I. Bayezıd / Yıldırım
- Osmanlı Devleti'nin 4. padişahıdır.
- Babası: I. Murad Hüdavendigar
- Annesi: Gülçiçek Hatun
- Doğumu: Edirne 1360
- Vefatı: Akşehir, 8 Mart 1403
- Saltanatı: 1389-1402
- Türbesi: Bursa Yıldırım Bayezid Camii yanındaki türbede
- Eşleri: Angelina Hanım, Devlet Şah Hatun, Maria Hatun, Hafsa Hatun, Sultan Hatun, Mileva Olivera Despina Hatun, Devlet Hatun
- Erkek Çocukları: Musa Çelebi, Süleyman Çelebi, Mustafa Çelebi, İsa Çelebi, Mehmed Çelebi, Ertuğrul Çelebi, Kasım Çelebi, İbrahim Çelebi, Yusuf Çelebi, Hasan Çelebi, Ömer Çelebi
- Kız Çocukları: Fatma Sultan, İrhondu Hanım, Paşa Melek Hatun, Oruz Hanım, Hundi Fatma Hatun
Yıldırım Bayezid 1360 yılında Edirne'de doğmuştur. Babası Murad Hüdavendigar, annesi Gülçiçek Hatun'dur. I. Bayezid veya Yıldırım Bayezid (Osmanlı Türkçesi: بايزيد) isimleri ile bilinmektedir. Osmanlı Devleti'nin dördüncü padişahıdır. 1389'dan 1402 yılına kadar hükümdarlık yapmıştır. Timur'un elinde esir olduğu dönemi de sayarsak 1403 yılına kadar padişahlık yapmıştır.
Padişahlıktan Önce Yıldırım Bayezid
Devrin meşhur alimlerinden dersler alarak yetişmiştir. Çocukluğunu Bursa Saray'ında kardeşleri ile birlikte geçirmiştir.
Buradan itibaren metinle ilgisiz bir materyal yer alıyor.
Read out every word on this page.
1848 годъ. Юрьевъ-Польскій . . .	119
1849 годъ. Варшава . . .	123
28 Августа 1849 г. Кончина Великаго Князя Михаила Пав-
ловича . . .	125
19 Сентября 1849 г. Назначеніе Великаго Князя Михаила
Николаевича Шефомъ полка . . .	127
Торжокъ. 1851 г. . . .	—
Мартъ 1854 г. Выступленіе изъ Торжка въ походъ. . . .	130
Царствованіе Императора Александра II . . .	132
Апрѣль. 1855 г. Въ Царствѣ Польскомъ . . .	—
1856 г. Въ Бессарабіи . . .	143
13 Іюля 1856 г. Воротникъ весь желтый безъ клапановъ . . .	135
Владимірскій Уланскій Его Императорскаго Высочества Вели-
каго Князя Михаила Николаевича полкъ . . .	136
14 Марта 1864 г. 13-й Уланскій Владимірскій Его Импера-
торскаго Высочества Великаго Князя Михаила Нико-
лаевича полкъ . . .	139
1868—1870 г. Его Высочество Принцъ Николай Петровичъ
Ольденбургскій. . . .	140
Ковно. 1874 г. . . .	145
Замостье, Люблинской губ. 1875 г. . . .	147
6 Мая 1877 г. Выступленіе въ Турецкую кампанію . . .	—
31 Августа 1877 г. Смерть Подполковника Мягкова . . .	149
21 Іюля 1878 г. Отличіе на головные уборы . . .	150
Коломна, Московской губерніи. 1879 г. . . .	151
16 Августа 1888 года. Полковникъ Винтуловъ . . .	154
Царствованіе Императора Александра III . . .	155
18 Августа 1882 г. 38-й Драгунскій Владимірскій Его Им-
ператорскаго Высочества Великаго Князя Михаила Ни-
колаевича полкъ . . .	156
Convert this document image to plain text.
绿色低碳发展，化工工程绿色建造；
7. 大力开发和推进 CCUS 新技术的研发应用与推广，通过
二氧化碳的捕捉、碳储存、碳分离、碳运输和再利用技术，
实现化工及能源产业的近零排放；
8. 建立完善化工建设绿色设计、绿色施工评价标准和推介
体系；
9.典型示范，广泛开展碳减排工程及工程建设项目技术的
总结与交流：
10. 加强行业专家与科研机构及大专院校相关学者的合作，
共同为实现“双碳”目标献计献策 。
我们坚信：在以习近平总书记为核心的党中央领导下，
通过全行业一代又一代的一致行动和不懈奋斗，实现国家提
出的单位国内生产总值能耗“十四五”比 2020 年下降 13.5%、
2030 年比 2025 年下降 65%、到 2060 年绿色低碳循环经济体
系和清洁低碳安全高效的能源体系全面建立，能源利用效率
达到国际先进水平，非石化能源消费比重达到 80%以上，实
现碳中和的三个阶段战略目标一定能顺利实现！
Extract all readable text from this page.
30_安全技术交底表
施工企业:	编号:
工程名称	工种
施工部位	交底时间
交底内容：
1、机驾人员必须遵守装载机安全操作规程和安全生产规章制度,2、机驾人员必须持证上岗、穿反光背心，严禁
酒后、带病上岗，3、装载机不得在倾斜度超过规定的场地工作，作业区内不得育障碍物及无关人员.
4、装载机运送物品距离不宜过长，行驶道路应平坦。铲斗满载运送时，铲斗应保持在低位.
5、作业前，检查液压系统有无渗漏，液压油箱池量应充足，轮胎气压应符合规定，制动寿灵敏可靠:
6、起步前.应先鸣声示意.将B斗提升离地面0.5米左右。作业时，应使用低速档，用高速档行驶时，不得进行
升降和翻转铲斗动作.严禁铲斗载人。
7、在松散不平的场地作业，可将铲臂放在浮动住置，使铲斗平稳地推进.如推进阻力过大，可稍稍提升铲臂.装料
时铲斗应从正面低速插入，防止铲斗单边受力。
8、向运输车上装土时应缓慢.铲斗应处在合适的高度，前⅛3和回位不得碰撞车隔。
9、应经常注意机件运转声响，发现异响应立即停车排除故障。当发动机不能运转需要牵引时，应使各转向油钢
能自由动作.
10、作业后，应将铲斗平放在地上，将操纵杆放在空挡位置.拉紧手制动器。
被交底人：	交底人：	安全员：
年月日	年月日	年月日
Daha gençlik çağında iken, babası sefere gittiği zaman babasının yerine vekalet etmeye başlamıştır. Böylece devlet idaresinde tecrübe kazanmaktadır. Gençliğinde Kütahya Sancağı'nda valilik yapmıştır.
Tarih kitapları ilk olarak kendisinden Germiyanoğolları Süleyman Şah'ın kızı Devlet Hatun ile evlenmesi sebebiyle bahsetmektedir. Bu evlilik daha çok Babası I. Murad'ın Germiyan topraklarını çeyiz olarak alma politikasının sonucu olarak gerçekleşmiştir.
Sonraki yıllarda Sultanönü, Eskişehir, daha sonra da Kütahya sancak beyliklerine atanmıştır. Sancakların askerleri ile Anadolu ve Rumeli de babasının gerçekleştirdiği seferlere katılmıştır. Haçlı ordusuna karşı gerçekleştirilen Birinci Kosova Savaşı'nda da babasının yanında savaşa katılmış ve Osmanlı Ordusu'nun sağ kanadına komutanlık yapmıştır. Bu savaşta önemli kahramanlıklar göstermiş ve çözülme aşamasına gelmek üzere olan diğer kanada yardıma giderek Osmanlı Ordusu'nun zafer kazanmasına vesile olmuştur.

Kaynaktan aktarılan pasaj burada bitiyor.